The thoughts and opinions expressed are those of the writer and not Gamasutra or its parent company.

 

Edit: From Pompi Pompi Gamers and Developers Blog 

Some people(my friend) think that if you can copy and paste some code it means it is a reusable code. That is wrong in two ways. First, reusable code means that the same code can be used in many different projects, it doesn't say how many times you need it in one project. Secondly, as a rule of thumb, copy pasting in programming is a bad thing(sort of).

In this post I will not talk about reusable code, but rather how to avoid copy pasting. There is actually a very important mechanism for copy pasting in code. That is inheritance. Inheritance helps you copying the same code from one class into a new class, without actually having the same code written twice. Lets try to show a code example in C++.


class BaseSpriteDrawer {
public:
    void DrawCenter (int x, int y, Texture & t)
    {
     this->Draw (x-t.GetWidth()/2, y-t.GetHeight()/2, t);
    };
    virtual void Draw (int x, int y, Texture & t) = 0;
}

class SpriteDrawerA: public BaseSpriteDraw {            
public:
    void Draw (int x, int y, Texture & t);
};

class SpriteDrawerB: public BaseSpriteDraw {            
public:
    void Draw (int x, int y, Texture & t);
};

In this example you can see there are two different implementations for drawing sprites. Each one of those have different code for Draw. However, DrawCenter has the same code for both implementations so instead of writing the same code twice for each of the implementations, I have used inheritance. We have "copy pasted" the content of the class BaseSpriteDrawer or "copy pasted" DrawCenter.

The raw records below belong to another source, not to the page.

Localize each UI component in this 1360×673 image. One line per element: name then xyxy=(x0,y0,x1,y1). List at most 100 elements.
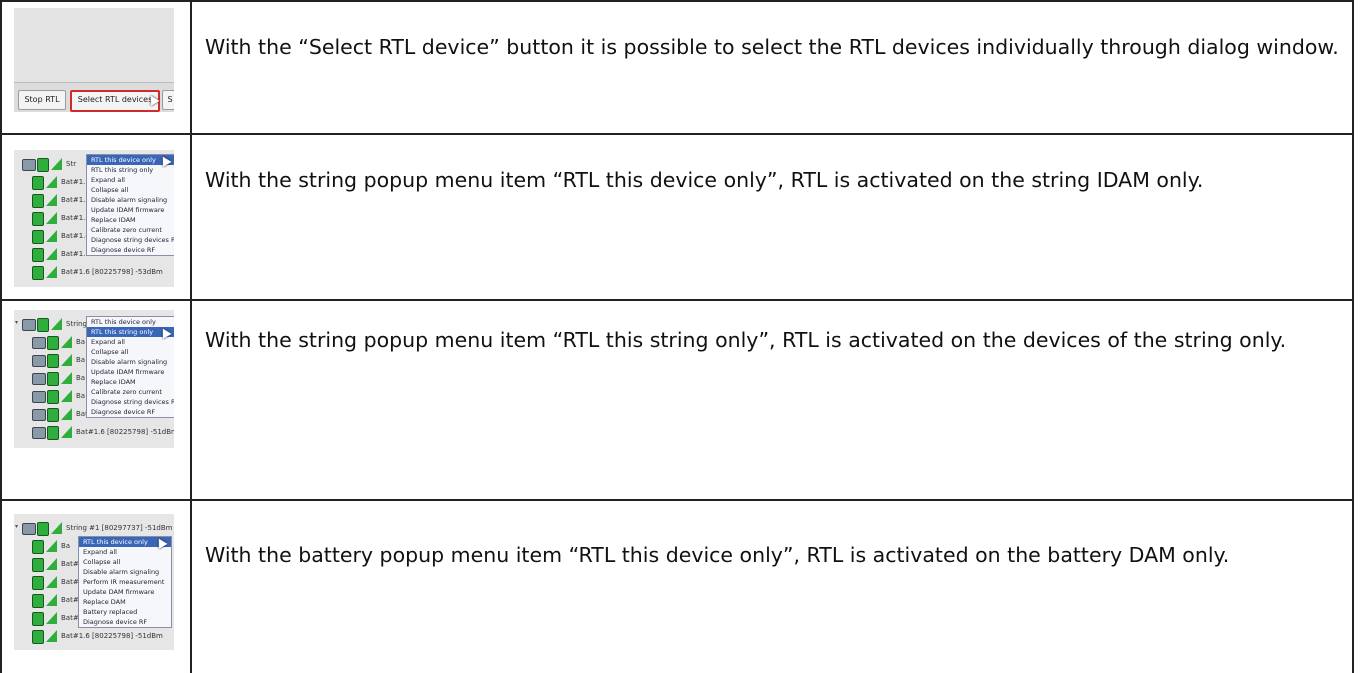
popup-menu-item[interactable]: Perform IR measurement xyxy=(79,577,171,587)
tree-row[interactable]: Bat#1.6 [80225798] -51dBm xyxy=(14,424,174,440)
battery-icon xyxy=(32,540,44,554)
popup-menu-item[interactable]: RTL this device only xyxy=(87,317,174,327)
table-border-middle xyxy=(190,0,192,673)
next-button[interactable]: S xyxy=(162,90,174,110)
battery-icon xyxy=(32,612,44,626)
device-icon xyxy=(32,427,46,439)
popup-menu-item[interactable]: Collapse all xyxy=(79,557,171,567)
popup-menu-item[interactable]: Replace IDAM xyxy=(87,377,174,387)
signal-strength-icon xyxy=(46,540,57,552)
signal-strength-icon xyxy=(46,612,57,624)
tree-row[interactable]: Bat#1.6 [80225798] -53dBm xyxy=(14,264,174,280)
popup-menu-item[interactable]: Diagnose device RF xyxy=(79,617,171,627)
popup-menu-item[interactable]: Disable alarm signaling xyxy=(87,195,174,205)
battery-icon xyxy=(37,158,49,172)
popup-menu-item[interactable]: Calibrate zero current xyxy=(87,225,174,235)
battery-icon xyxy=(47,354,59,368)
device-icon xyxy=(32,409,46,421)
signal-strength-icon xyxy=(46,576,57,588)
stop-rtl-button[interactable]: Stop RTL xyxy=(18,90,66,110)
popup-menu-item[interactable]: Diagnose string devices RF xyxy=(87,397,174,407)
popup-menu-item[interactable]: Diagnose device RF xyxy=(87,245,174,255)
popup-menu-item[interactable]: Diagnose string devices RF xyxy=(87,235,174,245)
screenshot-string-menu-string: ▾ String Ba Ba Ba Ba Bat Bat#1.6 [80225798] -51… xyxy=(14,310,174,448)
battery-icon xyxy=(32,194,44,208)
popup-menu-item[interactable]: Replace IDAM xyxy=(87,215,174,225)
signal-strength-icon xyxy=(46,212,57,224)
signal-strength-icon xyxy=(61,372,72,384)
popup-menu-item[interactable]: Update IDAM firmware xyxy=(87,205,174,215)
screenshot-select-rtl-devices: Stop RTL Select RTL devices S xyxy=(14,8,174,112)
signal-strength-icon xyxy=(51,522,62,534)
battery-icon xyxy=(32,630,44,644)
popup-menu-item[interactable]: Expand all xyxy=(87,175,174,185)
tree-row-label: Bat#1.6 [80225798] -51dBm xyxy=(61,632,163,640)
signal-strength-icon xyxy=(51,158,62,170)
signal-strength-icon xyxy=(46,230,57,242)
table-border-top xyxy=(0,0,1354,2)
popup-menu-item[interactable]: Collapse all xyxy=(87,347,174,357)
signal-strength-icon xyxy=(46,630,57,642)
row-1-description: With the “Select RTL device” button it i… xyxy=(205,35,1339,59)
popup-menu-item[interactable]: RTL this string only xyxy=(87,165,174,175)
row-divider-1 xyxy=(0,133,1354,135)
popup-menu-item[interactable]: Disable alarm signaling xyxy=(79,567,171,577)
device-icon xyxy=(32,355,46,367)
signal-strength-icon xyxy=(51,318,62,330)
tree-row[interactable]: ▾ String #1 [80297737] -51dBm xyxy=(14,520,174,536)
battery-icon xyxy=(32,594,44,608)
tree-row[interactable]: Bat#1.6 [80225798] -51dBm xyxy=(14,628,174,644)
battery-icon xyxy=(32,230,44,244)
signal-strength-icon xyxy=(61,426,72,438)
expand-arrow-icon[interactable]: ▾ xyxy=(15,319,18,326)
signal-strength-icon xyxy=(61,408,72,420)
popup-menu: RTL this device only Expand all Collapse a… xyxy=(78,536,172,628)
tree-row-label: Bat#1.6 [80225798] -51dBm xyxy=(76,428,174,436)
tree-row-label: Ba xyxy=(76,392,86,400)
popup-menu-item[interactable]: Update IDAM firmware xyxy=(87,367,174,377)
popup-menu-item[interactable]: Replace DAM xyxy=(79,597,171,607)
popup-menu-item[interactable]: Collapse all xyxy=(87,185,174,195)
battery-icon xyxy=(37,318,49,332)
signal-strength-icon xyxy=(61,390,72,402)
row-3-description: With the string popup menu item “RTL thi… xyxy=(205,328,1287,352)
dialog-panel xyxy=(14,8,174,83)
table-border-left xyxy=(0,0,2,673)
device-icon xyxy=(22,159,36,171)
device-icon xyxy=(32,337,46,349)
battery-icon xyxy=(32,266,44,280)
signal-strength-icon xyxy=(61,354,72,366)
device-icon xyxy=(22,319,36,331)
popup-menu-item[interactable]: Expand all xyxy=(87,337,174,347)
expand-arrow-icon[interactable]: ▾ xyxy=(15,523,18,530)
tree-row-label: Ba xyxy=(61,542,71,550)
popup-menu-item[interactable]: Update DAM firmware xyxy=(79,587,171,597)
signal-strength-icon xyxy=(46,558,57,570)
screenshot-battery-menu-device: ▾ String #1 [80297737] -51dBm Ba Bat#1.2 Bat… xyxy=(14,514,174,650)
battery-icon xyxy=(32,558,44,572)
battery-icon xyxy=(32,248,44,262)
signal-strength-icon xyxy=(46,594,57,606)
popup-menu-item[interactable]: Disable alarm signaling xyxy=(87,357,174,367)
signal-strength-icon xyxy=(46,266,57,278)
row-2-description: With the string popup menu item “RTL thi… xyxy=(205,168,1204,192)
table-border-right xyxy=(1352,0,1354,673)
document-table: Stop RTL Select RTL devices S With the “… xyxy=(0,0,1360,673)
popup-menu-item[interactable]: Expand all xyxy=(79,547,171,557)
battery-icon xyxy=(32,212,44,226)
tree-row-label: Ba xyxy=(76,374,86,382)
device-icon xyxy=(32,373,46,385)
signal-strength-icon xyxy=(46,248,57,260)
battery-icon xyxy=(47,426,59,440)
screenshot-string-menu-device: Str Bat#1.1 Bat#1.2 Bat#1.3 Bat#1.4 Bat#1.5 Ba… xyxy=(14,150,174,287)
tree-row-label: Ba xyxy=(76,356,86,364)
tree-row-label: String #1 [80297737] -51dBm xyxy=(66,524,173,532)
battery-icon xyxy=(47,408,59,422)
popup-menu-item[interactable]: Diagnose device RF xyxy=(87,407,174,417)
select-rtl-devices-button[interactable]: Select RTL devices xyxy=(70,90,160,112)
row-divider-2 xyxy=(0,299,1354,301)
popup-menu-item[interactable]: Calibrate zero current xyxy=(87,387,174,397)
popup-menu-item[interactable]: Battery replaced xyxy=(79,607,171,617)
tree-row-label: Str xyxy=(66,160,77,168)
signal-strength-icon xyxy=(61,336,72,348)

The reason copy pasting is bad, is that you have the same code to maintain in two different places. If you discover a bug inside a function, you need to fix all the places you copy pasted that function. You just have more code to maintain, more copies of the same thing to maintain which translates into more work and more bugs.

There is also the additional bonus of saving you a lot of time. Sometimes you need the same code with small variations, and it would seem more work to figure out how to do this with inheritance, instead of just copy pasting and having two copies of the same code. However, in case you need a third copy of the code, with the inherited code it would be a lot easier to create the third "copy" of the code instead of copy pasting the same code for the second time.

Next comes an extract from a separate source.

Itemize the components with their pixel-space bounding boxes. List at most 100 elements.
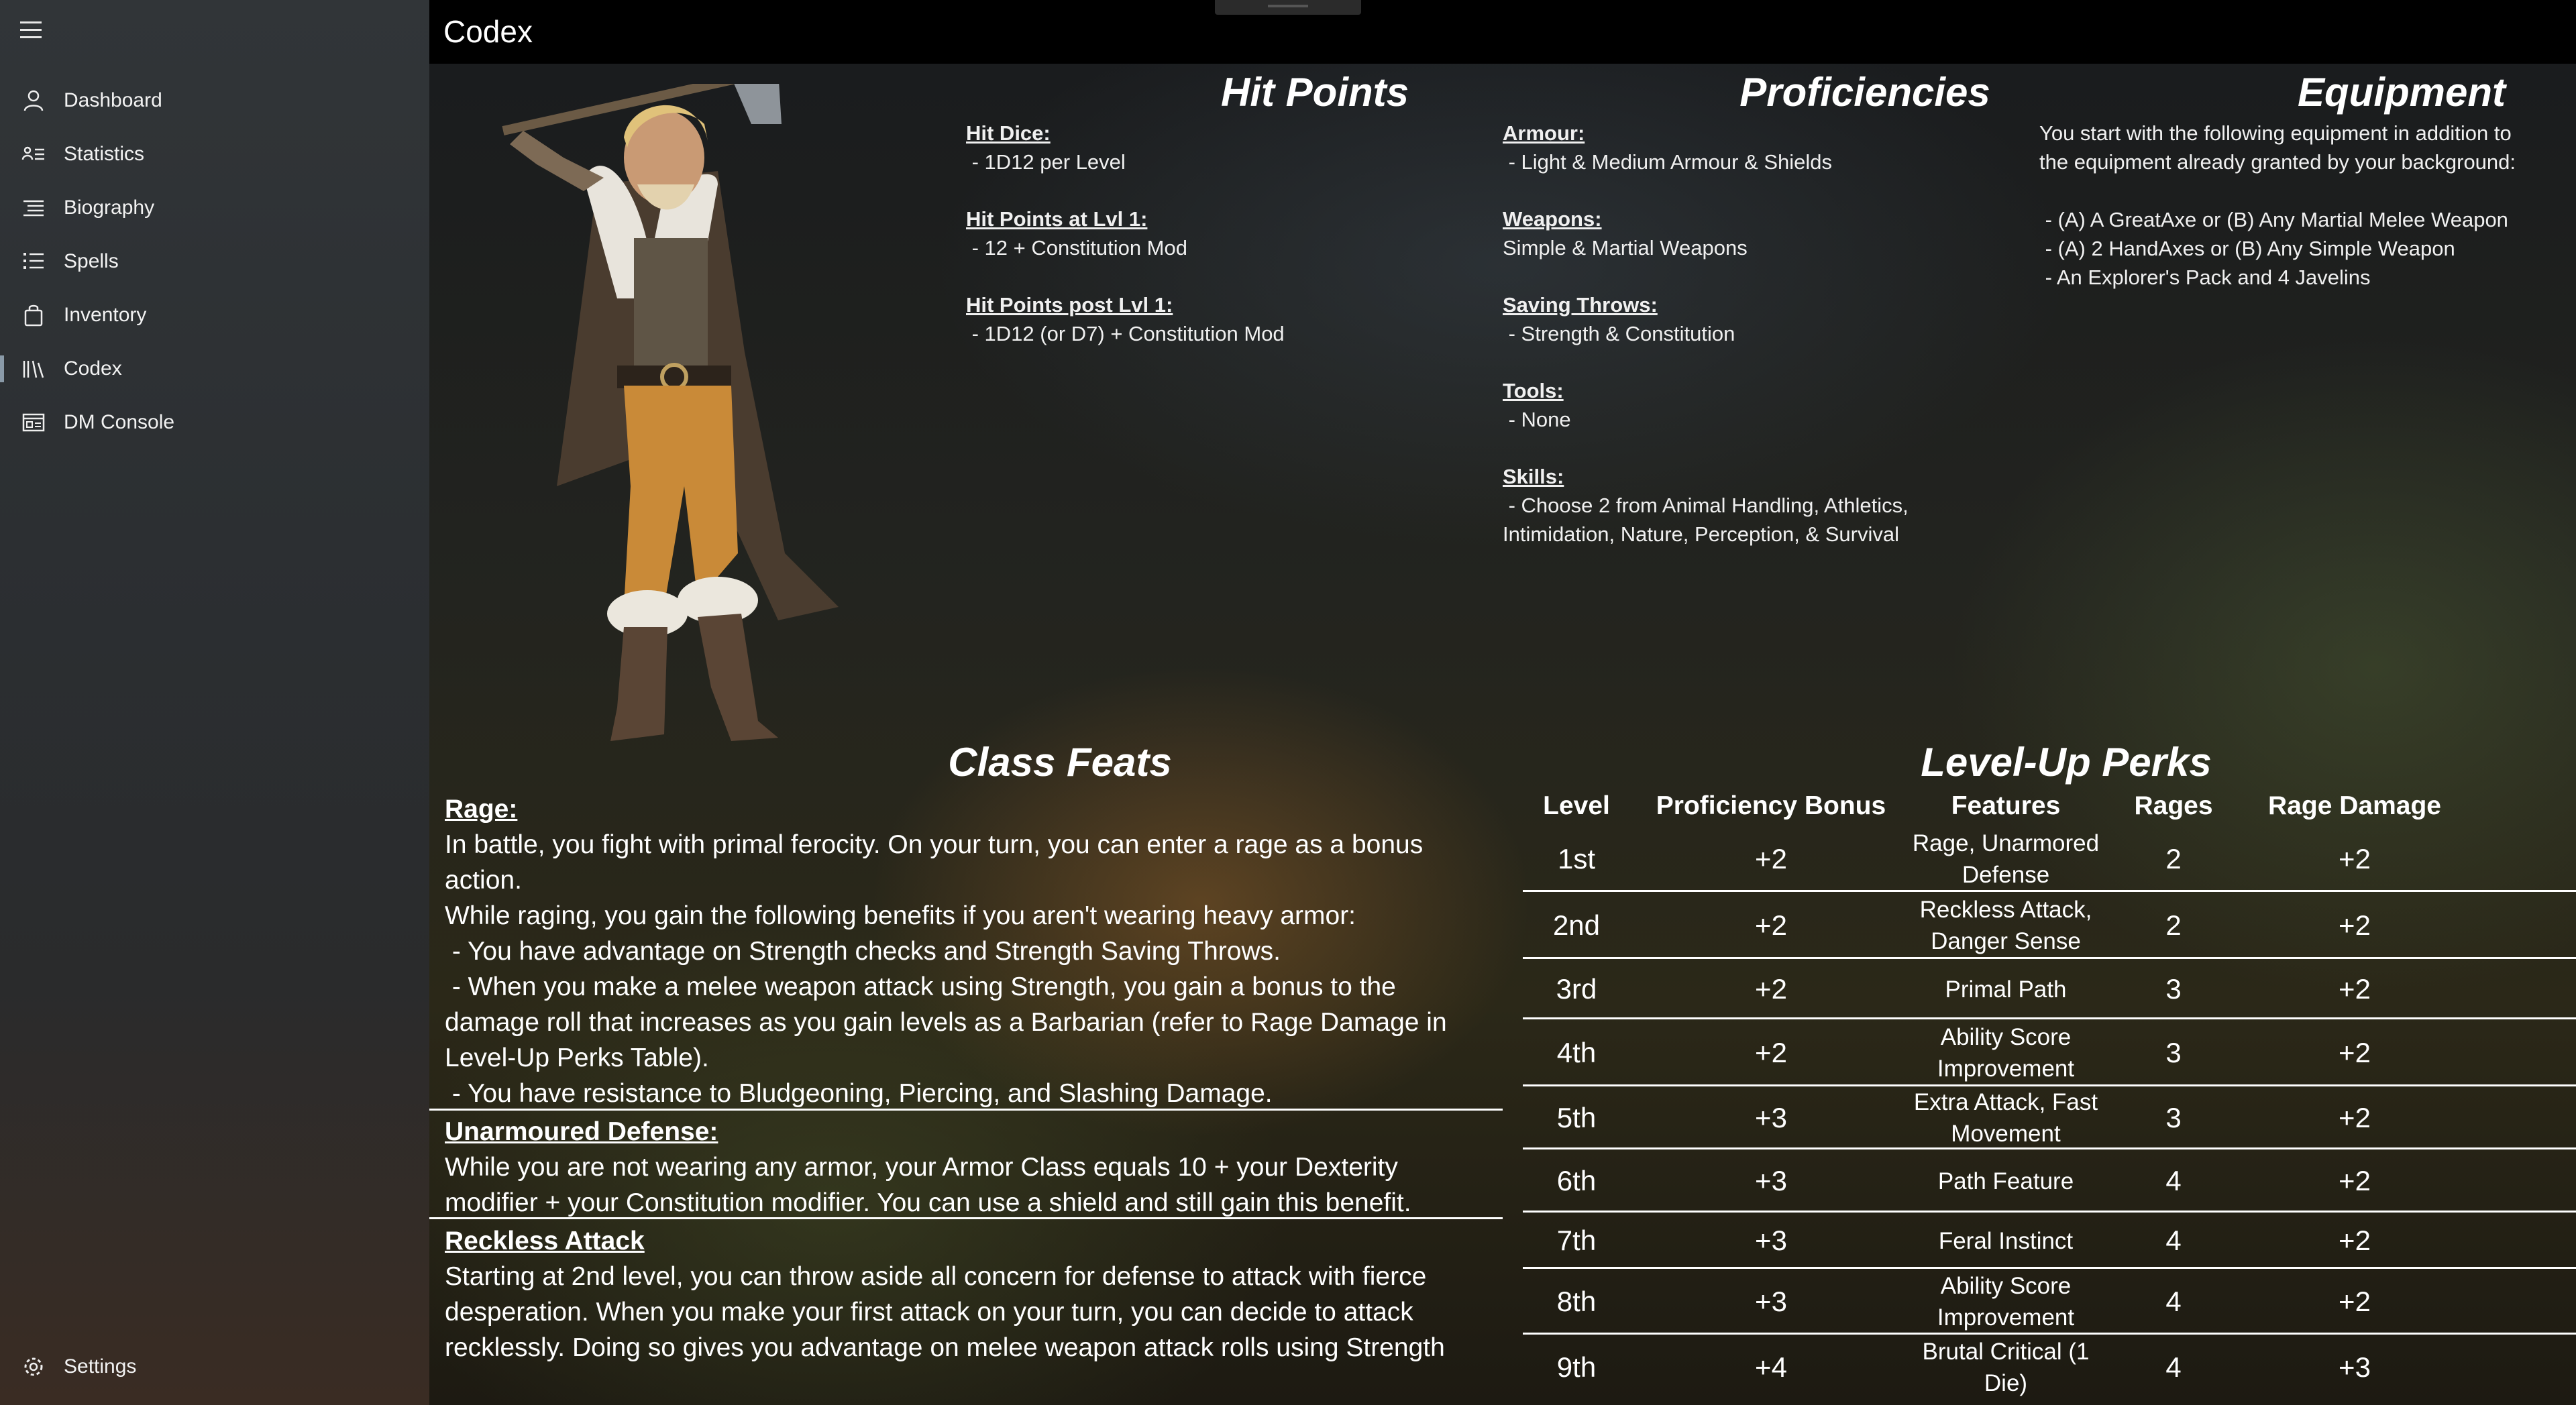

If you are a beginner, I suggest you try to avoid copy pasting almost completely. It would be a good exercise or a good challenge to try doing something else each time you have the urge to copy paste some code. That being said, I myself don't completely avoid copy pasting. While as a rule of thumb, its better to avoid copy pasting, sometimes its the fastest immediate solution.

The thing is, not all of my code get the same treatment. Some code get better treatment than other code. If its code that is not so important and is not long, then I might copy paste it. I also might copy paste something, and when I see I get back to the same code to add something new, I would fix my bad practice of copy pasting and make a better, cleaner code.

There is a lot more to talk about this subject, and a lot more examples and techniques of how to avoid copy pasting. Copy pasting is actually implied from spartan programming, I have already mentioned spartan programming  and I hope to talk about it in future posts.